The very first thing I used to do on any new Linux install (until most distros stopped including it) was to uninstall Pulse and all of its dependencies.
I still uninstall it, even though I know it's improved a bit. I just can't get to the point of trusting it, or see the point for yet another layer of latency and bugs between programs generating audio and the sound card. They should have spent all that effort making a nice interface to dmix or something. Rather than bash ALSA for being "Linux only", then turn around and create systemd which is Linux only by design. I mean, we get it. You're the next Miguel de Icaza. The savior of Linux, coming to save us from the terror of text files, open standards, and clean dependencies. People must be forgetting the hell that was CORBA and Linux circa 2001 or so. You still can't install many apps without installing half of GNOME.

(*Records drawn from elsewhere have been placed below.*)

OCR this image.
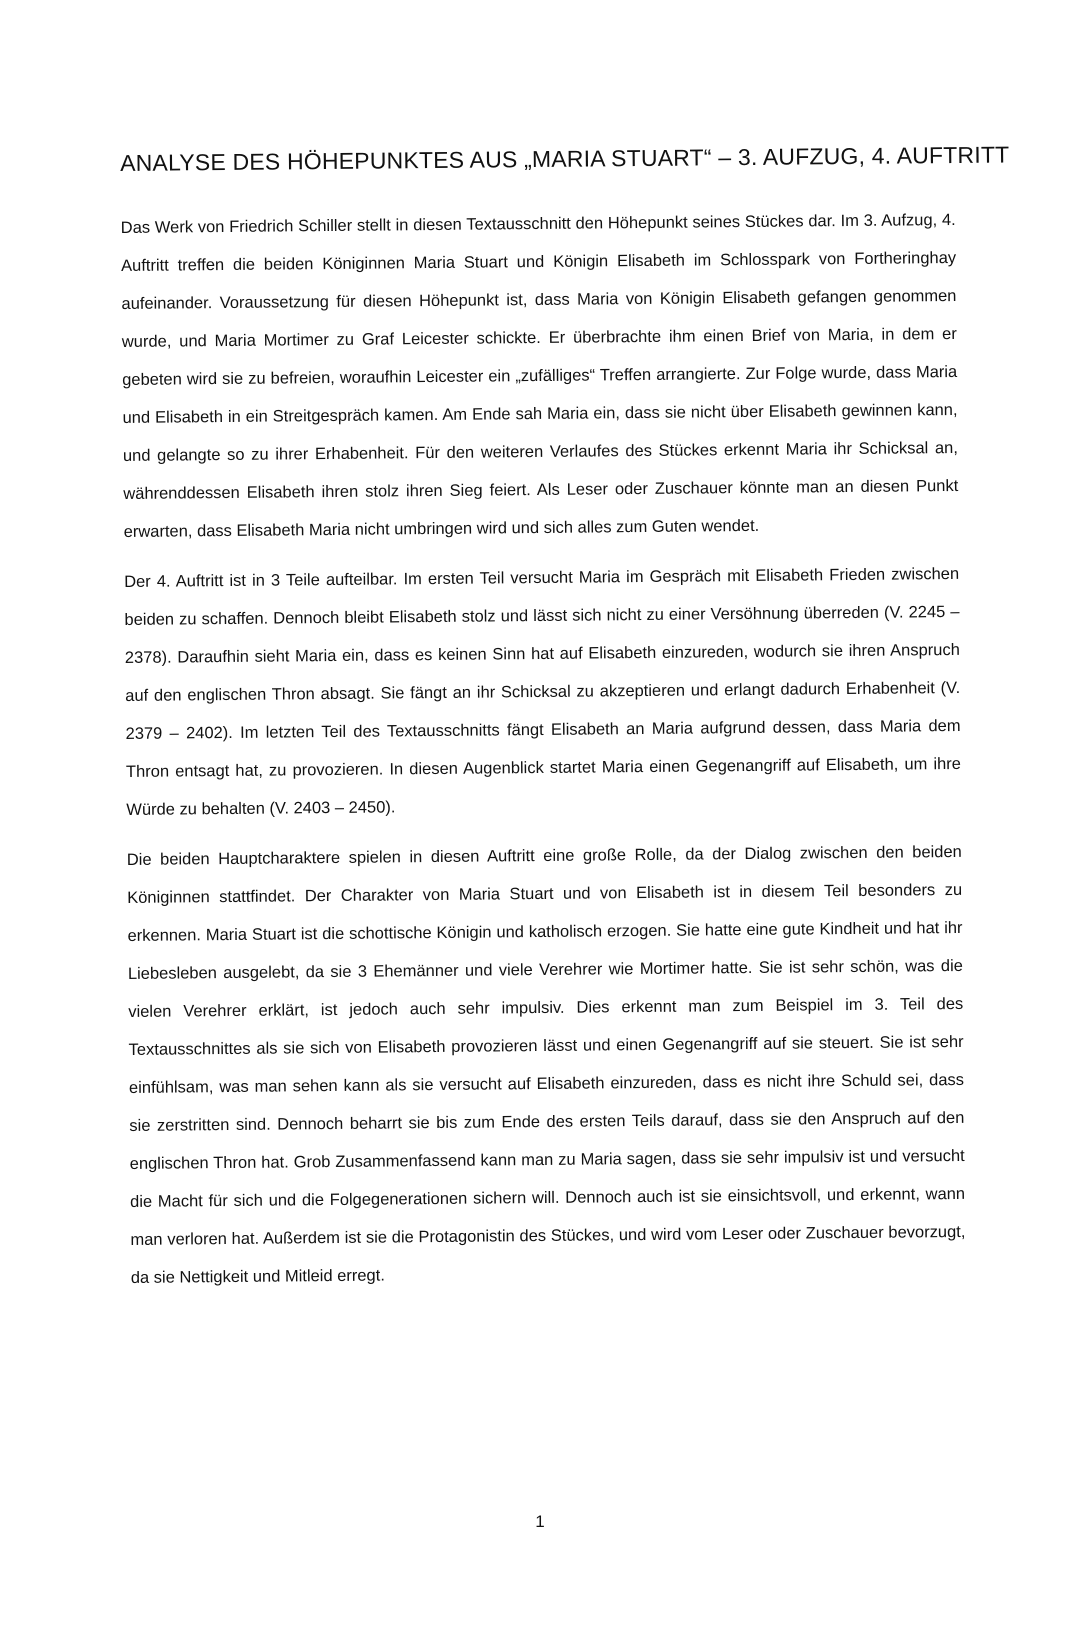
ANALYSE DES HÖHEPUNKTES AUS „MARIA STUART“ – 3. AUFZUG, 4. AUFTRITT

Das Werk von Friedrich Schiller stellt in diesen Textausschnitt den Höhepunkt seines Stückes dar. Im 3. Aufzug, 4. Auftritt treffen die beiden Königinnen Maria Stuart und Königin Elisabeth im Schlosspark von Fortheringhay aufeinander. Voraussetzung für diesen Höhepunkt ist, dass Maria von Königin Elisabeth gefangen genommen wurde, und Maria Mortimer zu Graf Leicester schickte. Er überbrachte ihm einen Brief von Maria, in dem er gebeten wird sie zu befreien, woraufhin Leicester ein „zufälliges“ Treffen arrangierte. Zur Folge wurde, dass Maria und Elisabeth in ein Streitgespräch kamen. Am Ende sah Maria ein, dass sie nicht über Elisabeth gewinnen kann, und gelangte so zu ihrer Erhabenheit. Für den weiteren Verlaufes des Stückes erkennt Maria ihr Schicksal an, währenddessen Elisabeth ihren stolz ihren Sieg feiert. Als Leser oder Zuschauer könnte man an diesen Punkt erwarten, dass Elisabeth Maria nicht umbringen wird und sich alles zum Guten wendet.

Der 4. Auftritt ist in 3 Teile aufteilbar. Im ersten Teil versucht Maria im Gespräch mit Elisabeth Frieden zwischen beiden zu schaffen. Dennoch bleibt Elisabeth stolz und lässt sich nicht zu einer Versöhnung überreden (V. 2245 – 2378). Daraufhin sieht Maria ein, dass es keinen Sinn hat auf Elisabeth einzureden, wodurch sie ihren Anspruch auf den englischen Thron absagt. Sie fängt an ihr Schicksal zu akzeptieren und erlangt dadurch Erhabenheit (V. 2379 – 2402). Im letzten Teil des Textausschnitts fängt Elisabeth an Maria aufgrund dessen, dass Maria dem Thron entsagt hat, zu provozieren. In diesen Augenblick startet Maria einen Gegenangriff auf Elisabeth, um ihre Würde zu behalten (V. 2403 – 2450).

Die beiden Hauptcharaktere spielen in diesen Auftritt eine große Rolle, da der Dialog zwischen den beiden Königinnen stattfindet. Der Charakter von Maria Stuart und von Elisabeth ist in diesem Teil besonders zu erkennen. Maria Stuart ist die schottische Königin und katholisch erzogen. Sie hatte eine gute Kindheit und hat ihr Liebesleben ausgelebt, da sie 3 Ehemänner und viele Verehrer wie Mortimer hatte. Sie ist sehr schön, was die vielen Verehrer erklärt, ist jedoch auch sehr impulsiv. Dies erkennt man zum Beispiel im 3. Teil des Textausschnittes als sie sich von Elisabeth provozieren lässt und einen Gegenangriff auf sie steuert. Sie ist sehr einfühlsam, was man sehen kann als sie versucht auf Elisabeth einzureden, dass es nicht ihre Schuld sei, dass sie zerstritten sind. Dennoch beharrt sie bis zum Ende des ersten Teils darauf, dass sie den Anspruch auf den englischen Thron hat. Grob Zusammenfassend kann man zu Maria sagen, dass sie sehr impulsiv ist und versucht die Macht für sich und die Folgegenerationen sichern will. Dennoch auch ist sie einsichtsvoll, und erkennt, wann man verloren hat. Außerdem ist sie die Protagonistin des Stückes, und wird vom Leser oder Zuschauer bevorzugt, da sie Nettigkeit und Mitleid erregt.

1
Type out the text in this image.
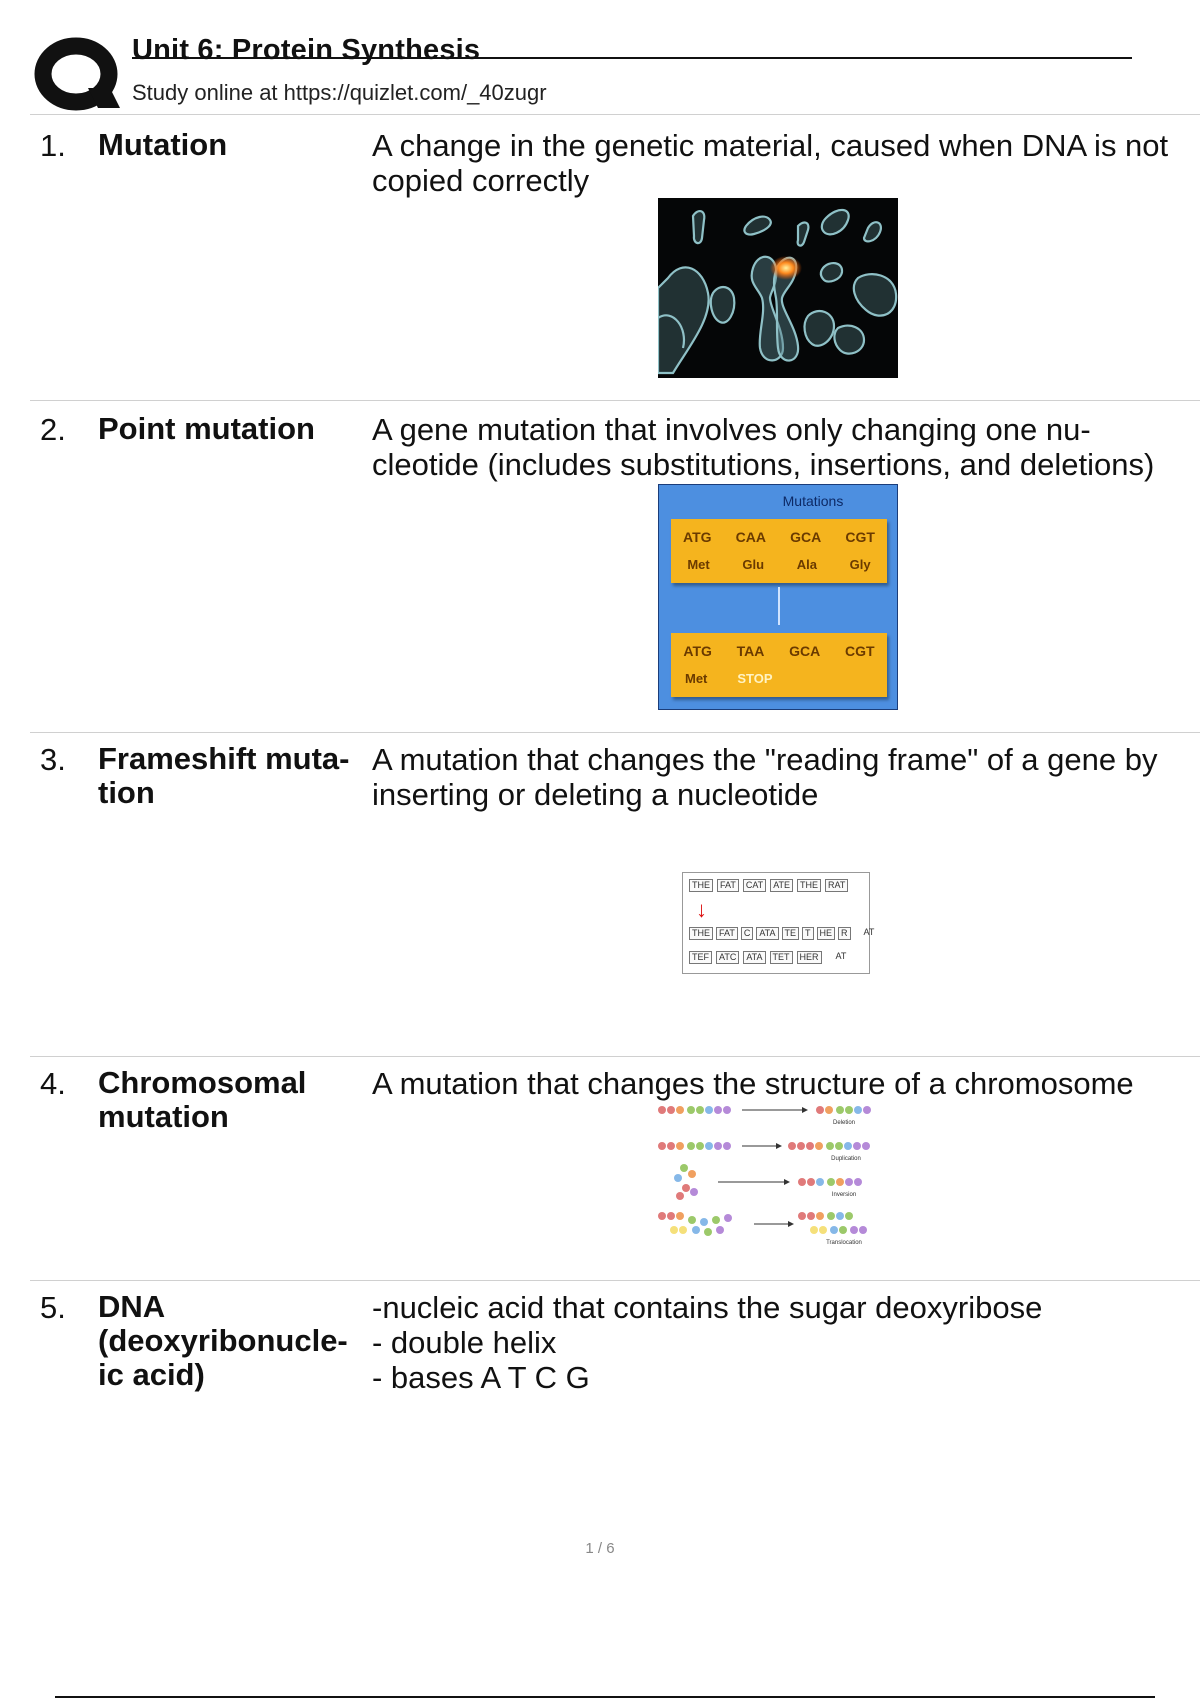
Unit 6: Protein Synthesis
Study online at https://quizlet.com/_40zugr
1. Mutation	A change in the genetic material, caused when DNA is not
copied correctly
2. Point mutation	A gene mutation that involves only changing one nu-
cleotide (includes substitutions, insertions, and deletions)
Mutations
ATG CAA GCA CGT
Met	Glu	Ala	Gly
ATG TAA GCA CGT
Met STOP
3. Frameshift muta-
tion
A mutation that changes the "reading frame" of a gene by
inserting or deleting a nucleotide
THE	FAT	CAT	ATE	THE	RAT
↓
THE	FAT	C	ATA	TE	T	HE	R	AT
TEF	ATC	ATA	TET	HER	AT
4. Chromosomal
mutation
A mutation that changes the structure of a chromosome
Deletion
Duplication
Inversion
Translocation
5. DNA
(deoxyribonucle-
ic acid)
-nucleic acid that contains the sugar deoxyribose
- double helix
- bases A T C G
1 / 6
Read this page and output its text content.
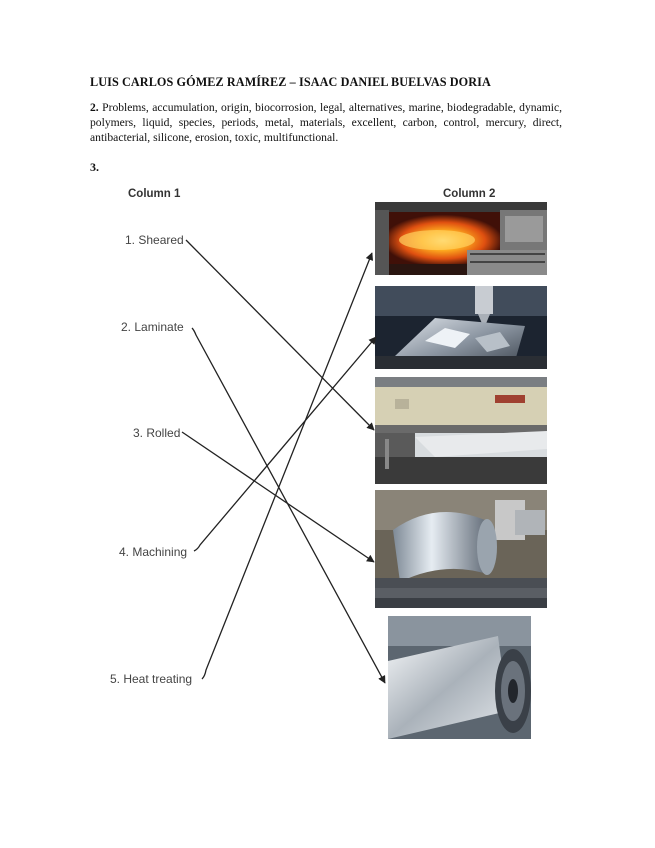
LUIS CARLOS GÓMEZ RAMÍREZ – ISAAC DANIEL BUELVAS DORIA
2. Problems, accumulation, origin, biocorrosion, legal, alternatives, marine, biodegradable, dynamic, polymers, liquid, species, periods, metal, materials, excellent, carbon, control, mercury, direct, antibacterial, silicone, erosion, toxic, multifunctional.
3.
Column 1	Column 2
1. Sheared
2. Laminate
3. Rolled
4. Machining
5. Heat treating
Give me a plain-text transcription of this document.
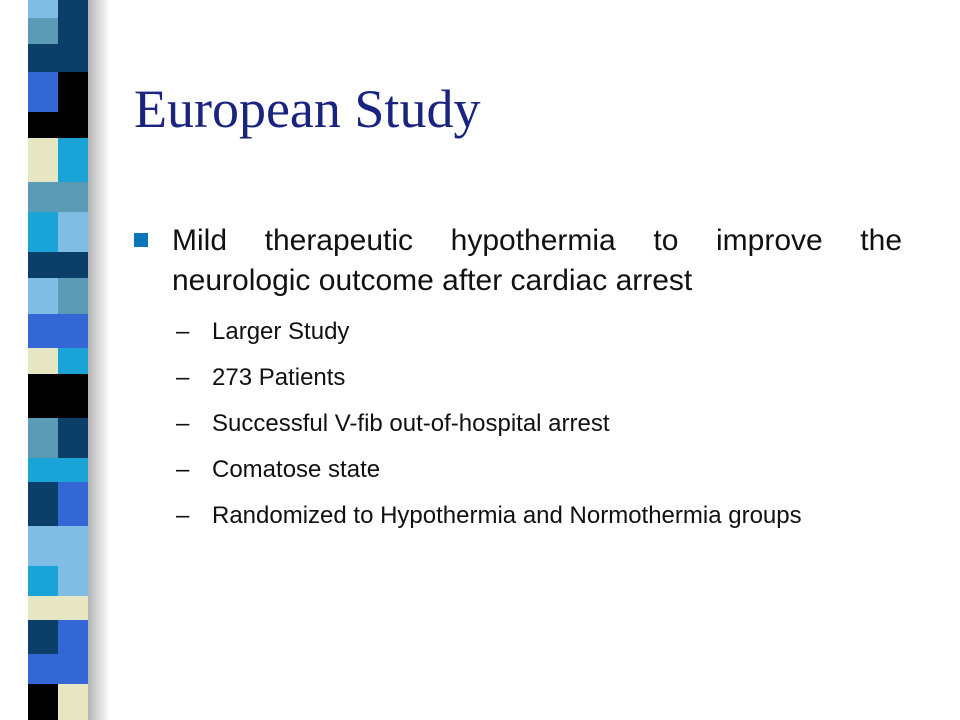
European Study
Mild therapeutic hypothermia to improve the neurologic outcome after cardiac arrest
– Larger Study
– 273 Patients
– Successful V-fib out-of-hospital arrest
– Comatose state
– Randomized to Hypothermia and Normothermia groups
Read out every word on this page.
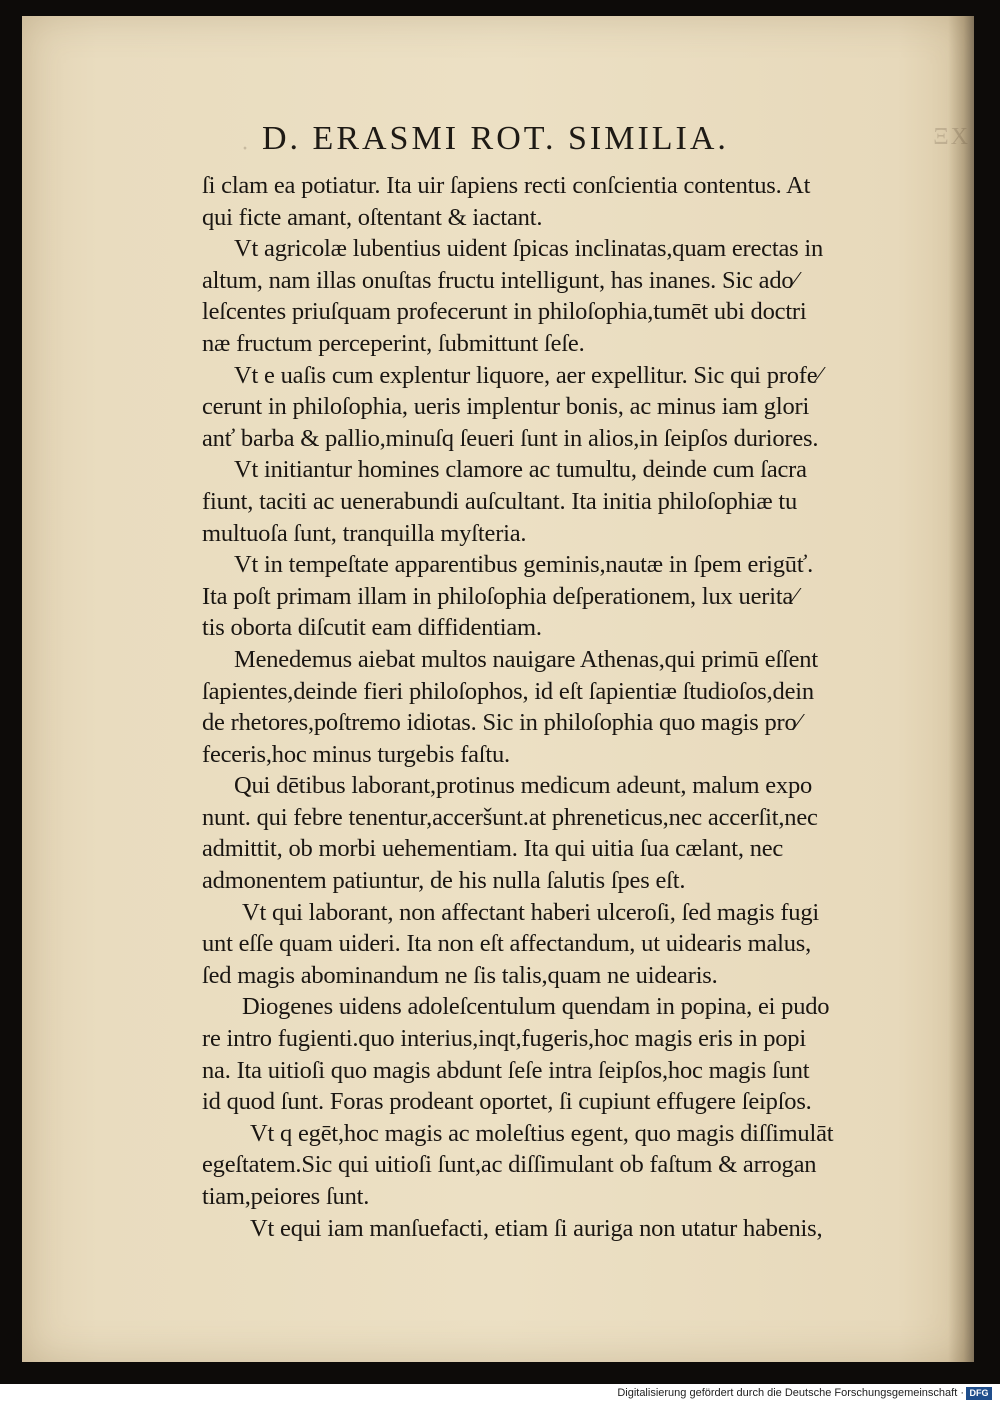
ΞX
∙ D. ERASMI ROT. SIMILIA.
ſi clam ea potiatur. Ita uir ſapiens recti conſcientia contentus. At
qui ficte amant, oſtentant & iactant.
Vt agricolæ lubentius uident ſpicas inclinatas,quam erectas in
altum, nam illas onuſtas fructu intelligunt, has inanes. Sic ado⁄
leſcentes priuſquam profecerunt in philoſophia,tumēt ubi doctri
næ fructum perceperint, ſubmittunt ſeſe.
Vt e uaſis cum explentur liquore, aer expellitur. Sic qui profe⁄
cerunt in philoſophia, ueris implentur bonis, ac minus iam glori
anť barba & pallio,minuſq ſeueri ſunt in alios,in ſeipſos duriores.
Vt initiantur homines clamore ac tumultu, deinde cum ſacra
fiunt, taciti ac uenerabundi auſcultant. Ita initia philoſophiæ tu
multuoſa ſunt, tranquilla myſteria.
Vt in tempeſtate apparentibus geminis,nautæ in ſpem erigūť.
Ita poſt primam illam in philoſophia deſperationem, lux uerita⁄
tis oborta diſcutit eam diffidentiam.
Menedemus aiebat multos nauigare Athenas,qui primū eſſent
ſapientes,deinde fieri philoſophos, id eſt ſapientiæ ſtudioſos,dein
de rhetores,poſtremo idiotas. Sic in philoſophia quo magis pro⁄
feceris,hoc minus turgebis faſtu.
Qui dētibus laborant,protinus medicum adeunt, malum expo
nunt. qui febre tenentur,acceršunt.at phreneticus,nec accerſit,nec
admittit, ob morbi uehementiam. Ita qui uitia ſua cælant, nec
admonentem patiuntur, de his nulla ſalutis ſpes eſt.
Vt qui laborant, non affectant haberi ulceroſi, ſed magis fugi
unt eſſe quam uideri. Ita non eſt affectandum, ut uidearis malus,
ſed magis abominandum ne ſis talis,quam ne uidearis.
Diogenes uidens adoleſcentulum quendam in popina, ei pudo
re intro fugienti.quo interius,inqt,fugeris,hoc magis eris in popi
na. Ita uitioſi quo magis abdunt ſeſe intra ſeipſos,hoc magis ſunt
id quod ſunt. Foras prodeant oportet, ſi cupiunt effugere ſeipſos.
Vt q egēt,hoc magis ac moleſtius egent, quo magis diſſimulāt
egeſtatem.Sic qui uitioſi ſunt,ac diſſimulant ob faſtum & arrogan
tiam,peiores ſunt.
Vt equi iam manſuefacti, etiam ſi auriga non utatur habenis,
Digitalisierung gefördert durch die Deutsche Forschungsgemeinschaft · DFG
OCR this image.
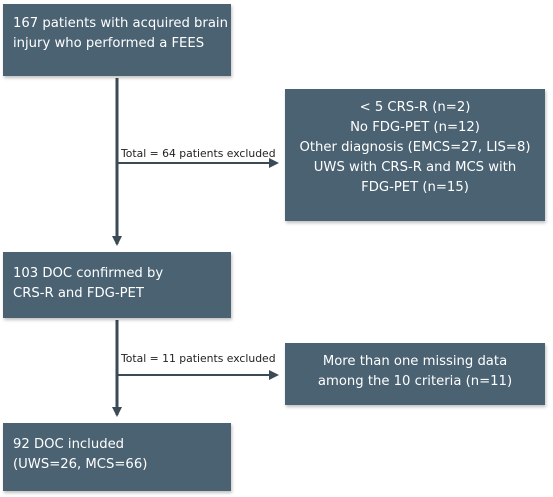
167 patients with acquired brain
injury who performed a FEES
< 5 CRS-R (n=2)
No FDG-PET (n=12)
Other diagnosis (EMCS=27, LIS=8)
UWS with CRS-R and MCS with
FDG-PET (n=15)
103 DOC confirmed by
CRS-R and FDG-PET
More than one missing data
among the 10 criteria (n=11)
92 DOC included
(UWS=26, MCS=66)
Total = 64 patients excluded
Total = 11 patients excluded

There is a lot of unfairness around PulseAudio. Sure, it had its share of bugs BUT so did Alsa. PulseAudio was pushing the envelope so crappy Alsa drivers showed they limits. Crappy sound chips too. But PA took most of the blame although it was not always it fault. It could have been handled differently, maybe.
Pulse audio on various old Thinkpads (X200s, X60, X61s) seems fine (Debian Wheezy and CentOS 6/pre-release 7) with built in sound card and a cheapo USB microphone as 'input'.